I had agreed at the last minute to speak at a Eagle Scout Board of Honor where two of the five or six of they young men who had advanced to that rank had died in the wreck.
I told the Scouts in attendance that they would have to accomplish more in place of the two who were killed in the crash.
I cried on the drive to Crystal Lake restaurant 1776, where my fundraiser was taking place.
After the accident, residents and parents argued for passage of a law to lower the speed limit to 50 miles per hour.
Police Chief Robert Polston was with an Illinois Department of Transportation Signal Engineer, there as a result of complaints about the intersection.
Metra argued that had the speed been at 50 MPH, nothing would have changed.

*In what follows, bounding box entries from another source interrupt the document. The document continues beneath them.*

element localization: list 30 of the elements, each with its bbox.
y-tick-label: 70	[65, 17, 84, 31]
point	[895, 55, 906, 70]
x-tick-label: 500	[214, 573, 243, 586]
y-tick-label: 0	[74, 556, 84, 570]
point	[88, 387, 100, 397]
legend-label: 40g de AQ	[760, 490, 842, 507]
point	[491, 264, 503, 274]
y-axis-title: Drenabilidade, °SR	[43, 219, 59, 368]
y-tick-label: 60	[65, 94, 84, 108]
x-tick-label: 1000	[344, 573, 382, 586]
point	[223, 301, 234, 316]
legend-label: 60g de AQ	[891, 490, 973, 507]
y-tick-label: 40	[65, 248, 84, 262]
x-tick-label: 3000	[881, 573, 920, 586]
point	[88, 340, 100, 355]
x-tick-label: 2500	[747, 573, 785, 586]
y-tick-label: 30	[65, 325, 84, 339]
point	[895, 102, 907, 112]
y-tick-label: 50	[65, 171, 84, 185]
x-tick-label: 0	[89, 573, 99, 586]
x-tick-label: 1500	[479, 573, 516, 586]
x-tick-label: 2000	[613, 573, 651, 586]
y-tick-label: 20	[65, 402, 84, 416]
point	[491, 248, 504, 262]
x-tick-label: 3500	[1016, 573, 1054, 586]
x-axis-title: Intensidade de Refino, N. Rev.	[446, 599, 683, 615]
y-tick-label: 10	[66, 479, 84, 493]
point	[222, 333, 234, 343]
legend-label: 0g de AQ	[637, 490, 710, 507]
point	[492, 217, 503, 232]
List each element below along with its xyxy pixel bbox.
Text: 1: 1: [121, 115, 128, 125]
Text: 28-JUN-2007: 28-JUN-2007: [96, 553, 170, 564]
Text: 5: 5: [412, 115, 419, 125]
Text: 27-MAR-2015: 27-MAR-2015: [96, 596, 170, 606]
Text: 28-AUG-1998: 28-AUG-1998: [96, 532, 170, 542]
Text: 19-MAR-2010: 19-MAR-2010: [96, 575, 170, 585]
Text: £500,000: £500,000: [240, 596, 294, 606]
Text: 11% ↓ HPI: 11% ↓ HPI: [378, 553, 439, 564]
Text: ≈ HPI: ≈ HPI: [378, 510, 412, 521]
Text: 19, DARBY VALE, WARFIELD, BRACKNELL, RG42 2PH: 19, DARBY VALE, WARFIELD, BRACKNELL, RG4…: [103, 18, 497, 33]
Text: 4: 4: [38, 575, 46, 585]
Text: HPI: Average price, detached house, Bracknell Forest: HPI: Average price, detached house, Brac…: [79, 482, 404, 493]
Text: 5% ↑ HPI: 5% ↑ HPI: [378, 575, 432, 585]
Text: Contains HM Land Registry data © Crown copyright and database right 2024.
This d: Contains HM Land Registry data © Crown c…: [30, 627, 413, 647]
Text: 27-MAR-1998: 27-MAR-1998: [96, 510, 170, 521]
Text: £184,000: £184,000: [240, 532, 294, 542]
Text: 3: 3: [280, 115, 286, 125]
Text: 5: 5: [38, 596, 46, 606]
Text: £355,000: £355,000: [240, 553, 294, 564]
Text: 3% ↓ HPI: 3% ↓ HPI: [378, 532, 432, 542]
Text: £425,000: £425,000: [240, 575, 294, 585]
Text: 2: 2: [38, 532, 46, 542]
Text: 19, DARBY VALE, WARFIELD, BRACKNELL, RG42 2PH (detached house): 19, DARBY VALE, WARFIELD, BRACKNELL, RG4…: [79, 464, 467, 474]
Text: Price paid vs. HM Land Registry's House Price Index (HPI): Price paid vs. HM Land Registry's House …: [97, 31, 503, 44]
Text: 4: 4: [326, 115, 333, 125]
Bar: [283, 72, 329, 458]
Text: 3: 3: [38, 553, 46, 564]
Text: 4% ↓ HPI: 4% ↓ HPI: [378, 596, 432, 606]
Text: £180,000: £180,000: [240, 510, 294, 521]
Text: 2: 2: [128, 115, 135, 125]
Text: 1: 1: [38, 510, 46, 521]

Only after attending a rally at the Crystal Lake Holiday Inn, did I agree to sponsor the bill.
Somehow I got it out of the House Committee.
House Speaker Lee Daniels allowed me to know what day I could call the bill, which I conveyed to the Fox River Grove officials.
Before the vote, Daniels, whose side job was working in Metra President Jeff Ladd’s law firm, had instructed his floor leaders to lobby against the bill.
State Rep. Art Tenhouse came to my desk to tell me of Daniel’s instructions, but let me know that he was not trying to be persuasive.
As the parents, Village President Bill Yocius, Trustee Mary Murren and others from the village stood in the center balcony of the chambers, I worked the floor.
I remember kneeling between to two women Democrats who were voting “No.”
They gave me Metra’s argument that lowing the speed to 50 MPH on express trains would not have made any difference.
My reply was that the parents needed passage as part of their grieving process.
They changed their votes.
And the bill passed.
At that point momentum was such that my State Senator Dick Klemm had to get it through his chamber.
He added an amendment to make the speed limit reduction temporary, which I little choice but to move for concurrence.